Trash as Art at the Sanitation Department

social mirror 01 Trash as Art at the Sanitation Department

Mierle Laderman Ukeles, ‘The Social Mirror,’ 1983. (Courtesy Ronald Feldman Gallery)

Found art is all the rage these days. It’s even made its way into the Sanitation Department, according to The New York Times. Nelson Molina, a sanitation worker, has plucked some 1,000 objects, paintings and posters from the streets of New York and put them on meticulous display in the garage. Is this an act of institutional critique?

From the story:

[Nelson] Molina, 58, a lifelong New Yorker and a sanitation worker since 1981, began collecting pictures and trinkets along his route about 20 years ago, he said, to brighten up his corner of the garage locker room. Gradually, his colleagues on East 99th Street began to contribute, gathering up discarded gems they thought he might enjoy. As the collection grew, word spread, and workers from other boroughs started to drop off contributions from time to time. Next, building superintendents along Mr. Molina’s route started putting things aside they thought he could use.
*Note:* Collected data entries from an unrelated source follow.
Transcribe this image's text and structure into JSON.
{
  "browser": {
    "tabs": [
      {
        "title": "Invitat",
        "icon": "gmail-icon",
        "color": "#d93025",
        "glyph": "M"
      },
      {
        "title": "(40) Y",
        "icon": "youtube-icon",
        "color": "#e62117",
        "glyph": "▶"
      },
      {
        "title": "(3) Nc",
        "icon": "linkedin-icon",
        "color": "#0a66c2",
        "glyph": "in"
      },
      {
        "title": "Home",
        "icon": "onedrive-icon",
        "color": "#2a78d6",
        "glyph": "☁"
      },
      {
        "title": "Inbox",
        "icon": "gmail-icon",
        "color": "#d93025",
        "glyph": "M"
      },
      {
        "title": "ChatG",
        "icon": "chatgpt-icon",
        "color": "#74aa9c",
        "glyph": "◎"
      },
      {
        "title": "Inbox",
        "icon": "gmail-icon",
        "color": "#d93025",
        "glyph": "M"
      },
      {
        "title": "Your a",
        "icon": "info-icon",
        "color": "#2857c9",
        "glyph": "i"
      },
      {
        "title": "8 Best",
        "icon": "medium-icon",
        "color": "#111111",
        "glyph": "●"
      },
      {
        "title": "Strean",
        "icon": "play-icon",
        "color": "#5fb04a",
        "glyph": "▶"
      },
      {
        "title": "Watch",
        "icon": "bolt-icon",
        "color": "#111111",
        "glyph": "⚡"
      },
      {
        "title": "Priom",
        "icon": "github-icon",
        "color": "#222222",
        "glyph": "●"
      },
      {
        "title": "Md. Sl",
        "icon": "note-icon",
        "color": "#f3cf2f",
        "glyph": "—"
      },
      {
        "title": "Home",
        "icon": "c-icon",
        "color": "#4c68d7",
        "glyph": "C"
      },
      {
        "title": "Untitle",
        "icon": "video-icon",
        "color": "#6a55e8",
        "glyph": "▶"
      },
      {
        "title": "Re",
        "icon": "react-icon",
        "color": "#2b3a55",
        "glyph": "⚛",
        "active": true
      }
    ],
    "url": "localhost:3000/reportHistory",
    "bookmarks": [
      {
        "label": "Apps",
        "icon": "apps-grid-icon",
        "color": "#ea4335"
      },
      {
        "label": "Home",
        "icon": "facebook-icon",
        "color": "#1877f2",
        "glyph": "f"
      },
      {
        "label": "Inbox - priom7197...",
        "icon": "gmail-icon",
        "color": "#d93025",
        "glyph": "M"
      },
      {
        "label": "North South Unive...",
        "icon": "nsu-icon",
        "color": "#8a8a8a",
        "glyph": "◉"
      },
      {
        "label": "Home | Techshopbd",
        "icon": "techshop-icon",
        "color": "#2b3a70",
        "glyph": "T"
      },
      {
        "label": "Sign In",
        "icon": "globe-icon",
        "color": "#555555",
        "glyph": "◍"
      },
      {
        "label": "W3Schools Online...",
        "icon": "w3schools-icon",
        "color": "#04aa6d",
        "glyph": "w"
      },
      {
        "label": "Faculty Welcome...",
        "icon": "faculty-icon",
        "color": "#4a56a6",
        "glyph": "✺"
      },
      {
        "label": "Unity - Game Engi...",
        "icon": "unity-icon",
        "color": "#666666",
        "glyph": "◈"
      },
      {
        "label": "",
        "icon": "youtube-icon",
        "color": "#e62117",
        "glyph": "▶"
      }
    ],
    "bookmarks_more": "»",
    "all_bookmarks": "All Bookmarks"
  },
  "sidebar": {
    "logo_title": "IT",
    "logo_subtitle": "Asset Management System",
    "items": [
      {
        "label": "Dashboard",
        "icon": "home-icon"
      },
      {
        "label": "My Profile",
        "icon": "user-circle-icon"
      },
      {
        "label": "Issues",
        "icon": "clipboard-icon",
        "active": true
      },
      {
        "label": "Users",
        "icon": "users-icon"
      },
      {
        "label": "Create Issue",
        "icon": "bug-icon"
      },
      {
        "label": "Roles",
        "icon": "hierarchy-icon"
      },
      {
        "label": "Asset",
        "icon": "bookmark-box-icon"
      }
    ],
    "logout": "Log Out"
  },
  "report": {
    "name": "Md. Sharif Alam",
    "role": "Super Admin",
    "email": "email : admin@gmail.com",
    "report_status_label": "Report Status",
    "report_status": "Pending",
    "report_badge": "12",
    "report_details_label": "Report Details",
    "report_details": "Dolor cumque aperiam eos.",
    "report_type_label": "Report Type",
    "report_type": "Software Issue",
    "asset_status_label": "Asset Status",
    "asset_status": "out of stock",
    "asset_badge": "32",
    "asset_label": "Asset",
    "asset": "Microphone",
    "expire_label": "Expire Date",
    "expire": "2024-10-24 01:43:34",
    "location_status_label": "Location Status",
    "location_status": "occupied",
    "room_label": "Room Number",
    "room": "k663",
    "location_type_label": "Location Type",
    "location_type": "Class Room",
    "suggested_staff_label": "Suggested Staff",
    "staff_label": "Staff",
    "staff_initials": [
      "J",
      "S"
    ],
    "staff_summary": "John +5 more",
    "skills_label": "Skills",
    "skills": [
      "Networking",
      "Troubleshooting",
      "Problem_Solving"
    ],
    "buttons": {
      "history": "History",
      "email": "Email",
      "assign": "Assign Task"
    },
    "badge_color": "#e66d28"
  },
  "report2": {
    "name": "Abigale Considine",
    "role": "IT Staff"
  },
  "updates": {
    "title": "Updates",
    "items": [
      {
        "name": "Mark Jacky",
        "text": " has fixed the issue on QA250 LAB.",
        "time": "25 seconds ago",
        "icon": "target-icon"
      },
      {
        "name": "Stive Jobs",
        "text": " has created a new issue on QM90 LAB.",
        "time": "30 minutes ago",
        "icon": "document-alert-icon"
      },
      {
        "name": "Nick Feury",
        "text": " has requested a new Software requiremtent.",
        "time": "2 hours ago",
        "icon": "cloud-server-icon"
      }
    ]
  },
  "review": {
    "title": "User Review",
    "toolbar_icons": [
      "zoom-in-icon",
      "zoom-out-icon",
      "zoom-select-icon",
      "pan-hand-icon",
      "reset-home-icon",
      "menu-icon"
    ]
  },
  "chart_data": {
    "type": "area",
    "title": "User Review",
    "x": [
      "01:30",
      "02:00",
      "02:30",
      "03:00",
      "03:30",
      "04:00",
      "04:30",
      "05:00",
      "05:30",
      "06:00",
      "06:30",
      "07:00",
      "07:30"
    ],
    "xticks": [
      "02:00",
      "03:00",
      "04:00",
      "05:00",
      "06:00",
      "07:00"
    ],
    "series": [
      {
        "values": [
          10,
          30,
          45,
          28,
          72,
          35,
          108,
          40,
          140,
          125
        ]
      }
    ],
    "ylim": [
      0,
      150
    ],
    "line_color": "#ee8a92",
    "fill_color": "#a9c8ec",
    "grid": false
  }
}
Whether or not Mr. Molina is making a conscious critique, he’s not the first artfully inclined person to be connected with the Sanitation Department. Mierle Laderman Ukeles has been the Sanitation Department’s artist in residence, conceptually speaking, since as early as 1977. In 1968, Ms. Ukeles wrote the “Manifesto for Maintenance Art,” one of the first lines of which is: “The sourball of every revolution: after the revolution, who’s going to pick up the garbage on Monday morning?” She touched on her approach to sanitation work in a 2009 interview with Art in America:

You know, I saw On Kawara’s show recently [at David Zwirner Gallery], and I think that he is dealing with maintenance more than most. That is what maintenance is, trying to listen to the hum of living. A feeling of being alive, breath to breath. The same way that the sanitation department sends out 1,600 trucks every day, it is like this repetitive thing that as much as you chafe at the boredom of the repetition is as important as the other parts. And I know that that has to be a part of culture. Because if it isn’t, then you don’t have a culture that welcomes in everybody. And, I mean everybody.